I heard on the news today that – shock, surprise – people don’t like talking about death!
This type of ‘research’ irritates me.
Of course we don’t like talking about death and our mortality. It’s depressing for a start, not to mention bringing up painful emotions, or making us realise we’re not getting any younger.
I can recall rolling my eyes at my husband for wanting to sort out our life insurance, booooring! Why can’t we talk about holidays instead? We only wrote our wills a couple of years ago, with three children at that point we felt it probably about time. If I’m honest, it wasn’t nearly as depressing a task as I thought, in fact it felt quite good to know my children were protected should we die while they still needed us to care for them.
Even terminology around death is skewed. Life insurance or will writing companies usually use terms like ‘should the worst happen…’ rather than plainly saying ‘when you die’. We like this to be made as easy for us as possible. But believe me, if you die without having life insurance or a will in place, things will be far from easy for your loved ones left behind. I hear people say ‘I won’t care when I’m dead’, that may be the case but it’s your family and friends who will!
Bernie Nolan, who sadly died last year, meticulously planned her funeral down to which people were in which car, every song played, the venue, food etc. Her sister, Colleen, said that it made it so much easier for the mourners as they could focus on supporting each other in their grief rather than worrying (and perhaps arguing) about what kind of funeral would be best. Bernie took that pressure off.
The fact is, you may have lots of children, jobs, houses or spouses(!) in your lifetime but you will only die once. Why wouldn’t this significant event be discussed in as much depth as a mortgage or planning a family?
It’s Dying Matters Awareness Week this week and the aim is to get people really thinking about their death.

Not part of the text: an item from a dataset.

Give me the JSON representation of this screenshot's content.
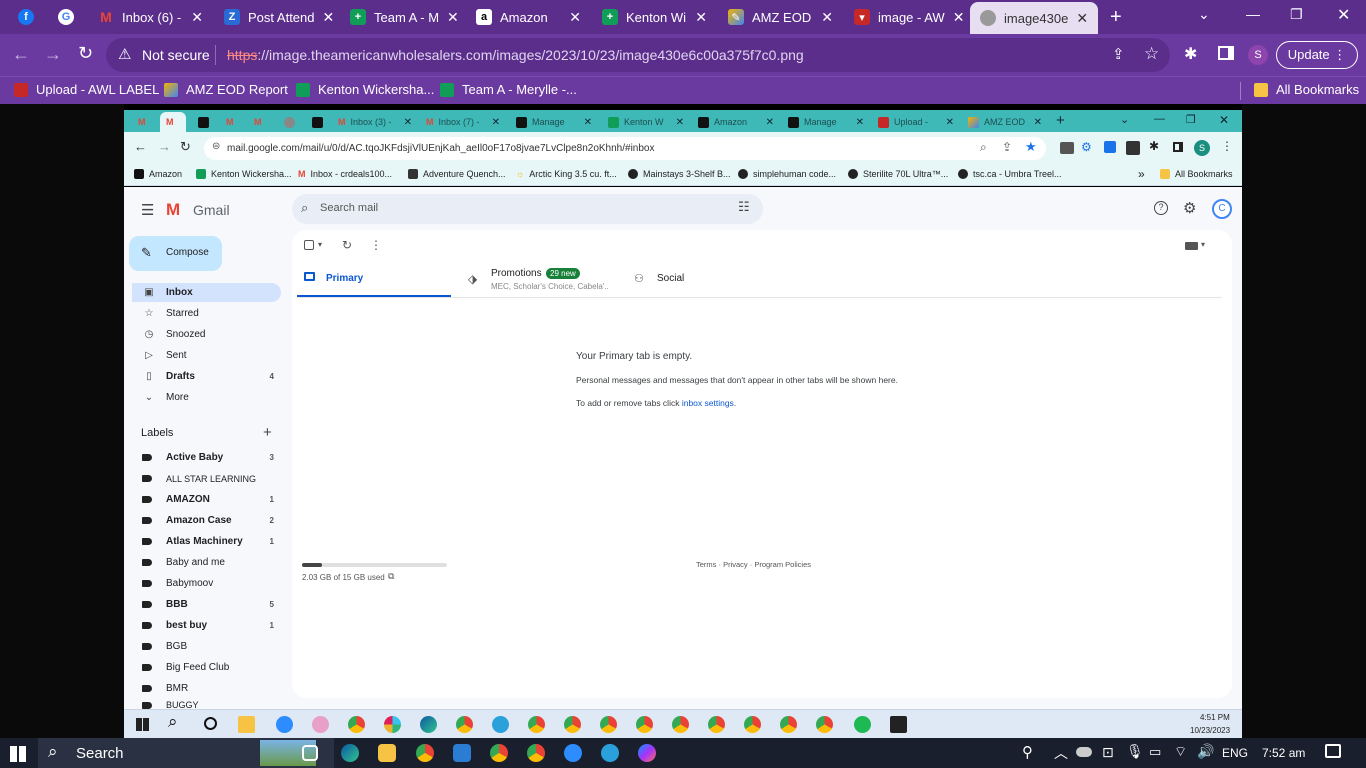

We all prefer to talk about the happy stuff. It makes life great! I like to share news about my family and things we’ve been up to – a recent birth, a wedding, a baptism, a school play… no one minds that, but to speak of death is another thing.
I see this picture as a beautiful floral display from my 12-year-old daughter Abi’s funeral last February that reflects our love and grief for her… others may shudder a little and think ‘oh no, funeral flowers, how morbid, how could she share that?’
Yes, writing about Abi’s death and my grief is hard for me. It brings painful emotions near the surface.
Sharing that pain is another dimension.
Why would I share my most personal thoughts about my grief? About the stress and distress to my family caused by our loss? It’s too hard for others to read at times, especially other parents. It upsets people to know my sorrow. Death is sad, hard and ugly.
But death is the most certain thing in life.
We will all die.
Many of us choose to put it away as something that will happen when we’re 100 and too senile to care, but my life has already proven that this is just a pipe dream.
It’s true that in order to take joy in life we need to focus on the miracle of new life. I’ve read hundreds of articles about pregnancy and babies, there are a million blogs on parenting – we love writing about the ups and downs of family life. I frequently share pictures and snippets of my 11-week-old baby and two other children. These are my ‘easy shares’. But I know too well that to write about the death of my child is a double discomfort: first the subject of death itself and then that of a child… unthinkable. I think hard before sharing what I do.
But this is the very reason why I do share my pain.
I want to support other parents like me who are mourning their child or children no matter how old they were when they died. I’ve heard from women who lost babies in pregnancy and mothers who are mourning their adult child… there is no age limit to grief when you become a bereaved parent.
I want to show a real side of life in this ‘virtual world’ many of us are living in. Sometimes people’s ‘virtual’ lives seem too perfect; after all we like to share the good stuff, the beauty of life and laughter… and why not?
But there is a space for the tough stuff too, in fact it’s essential.
After Abi died, I was awake at all hours searching the web for parents in a similar situation, there is a random spread of bereavement advice and support out there, but in the lonely hours I wanted to read of others’ experiences. I started this blog as a result of that time, to help others who’ve found themselves lost in grief. I want my blog to be seen and shared but I’m not out for blogging recognition or reward; if my words can help comfort just one other mother in my situation then I know it’s worthwhile.
So, when did you last talk about death?
If you’ve not had ‘the talk’ yet, why not try today? It’s far better to talk about death when you’re feeling in a happy, safe stage in your life than when you’re faced with unimaginable loss and mental stress.
And, while you’re at it, you might as well talk about organ donation too, and if you wish, sign up to the Organ Donation register. We had discussed organ donation with Abi just weeks before she died and had a good idea of her wishes. We keep in mind that Abi’s organs helped save the lives of four other people – something we will always remember with pride.